Lewis once again asks why the Spirits don’t go down into Hell to rescue the damned. Going down on his knees and using a blade of grass as a pointer, MacDonald points to a tiny crack, saying, “…through a crack no bigger than that ye certainly came…”. The idea that the infinitely empty Grey Town is down in a little crack blows his mind, but Lewis now realizes that the Lady couldn’t even fit into Hell. MacDonald concurs that “Hell could not open its mouth wide enough”. Referring to Jesus, MacDonald says that “Only the Greatest of all can make Himself small enough to enter Hell…” Lewis asks if He ever will descend again, but MacDonald explains that time doesn’t work that way, but assures Lewis that “There is no spirit in prison to Whom He did not preach”.

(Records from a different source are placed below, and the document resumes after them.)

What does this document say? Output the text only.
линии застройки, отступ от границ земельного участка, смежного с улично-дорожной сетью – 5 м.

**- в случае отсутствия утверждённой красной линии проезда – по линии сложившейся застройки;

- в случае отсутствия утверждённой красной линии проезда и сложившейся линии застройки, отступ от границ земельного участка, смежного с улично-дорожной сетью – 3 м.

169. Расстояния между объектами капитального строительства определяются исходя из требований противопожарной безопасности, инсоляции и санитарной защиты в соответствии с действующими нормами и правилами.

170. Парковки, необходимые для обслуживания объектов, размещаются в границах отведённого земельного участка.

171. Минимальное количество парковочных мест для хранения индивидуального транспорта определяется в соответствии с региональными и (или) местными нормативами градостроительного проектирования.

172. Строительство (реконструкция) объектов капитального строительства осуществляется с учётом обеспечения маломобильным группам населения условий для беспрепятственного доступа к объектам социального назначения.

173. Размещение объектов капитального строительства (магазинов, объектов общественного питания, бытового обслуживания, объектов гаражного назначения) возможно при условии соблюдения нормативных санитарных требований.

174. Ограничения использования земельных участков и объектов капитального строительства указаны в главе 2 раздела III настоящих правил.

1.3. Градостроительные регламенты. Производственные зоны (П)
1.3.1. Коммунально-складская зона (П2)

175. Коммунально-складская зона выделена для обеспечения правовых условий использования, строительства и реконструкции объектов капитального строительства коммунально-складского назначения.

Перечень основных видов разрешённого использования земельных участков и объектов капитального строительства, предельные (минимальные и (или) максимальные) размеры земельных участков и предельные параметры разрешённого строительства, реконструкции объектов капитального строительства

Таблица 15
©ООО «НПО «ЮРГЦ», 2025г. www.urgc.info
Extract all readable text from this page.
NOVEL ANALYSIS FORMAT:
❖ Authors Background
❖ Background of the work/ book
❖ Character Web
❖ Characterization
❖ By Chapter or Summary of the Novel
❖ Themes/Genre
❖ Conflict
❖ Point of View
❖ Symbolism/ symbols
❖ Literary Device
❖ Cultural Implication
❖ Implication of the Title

Lewis asks MacDonald about his Universalist beliefs, but MacDonald says “it’s ill talking of such questions…because all answers deceive. If ye put the question from within Time…the choice of ways is before you… But if ye are trying to leap on into eternity… then ye ask what cannot be answered to mortal ears. Time is the very lens through which ye see…something that would otherwise be too big for ye to see at all…[but] every attempt to see the shape of eternity except through the lens of Time destroys your knowledge of Freedom”

Questions

Q1. Why does the ghost resist joy? What does the Tragedian threaten? How does the Lady respond?

Q2. What did the Tragedian hold love hostage? What does MacDonald say about pity?

Q3. How does the Lady respond to the Ghost’s disappearance? Why is Lewis troubled by her reaction?

Q4. What does Lewis find out about Hell from MacDonald? Why couldn’t the lady go there?

Q5. What does MacDonald say about time, freedom and predestination?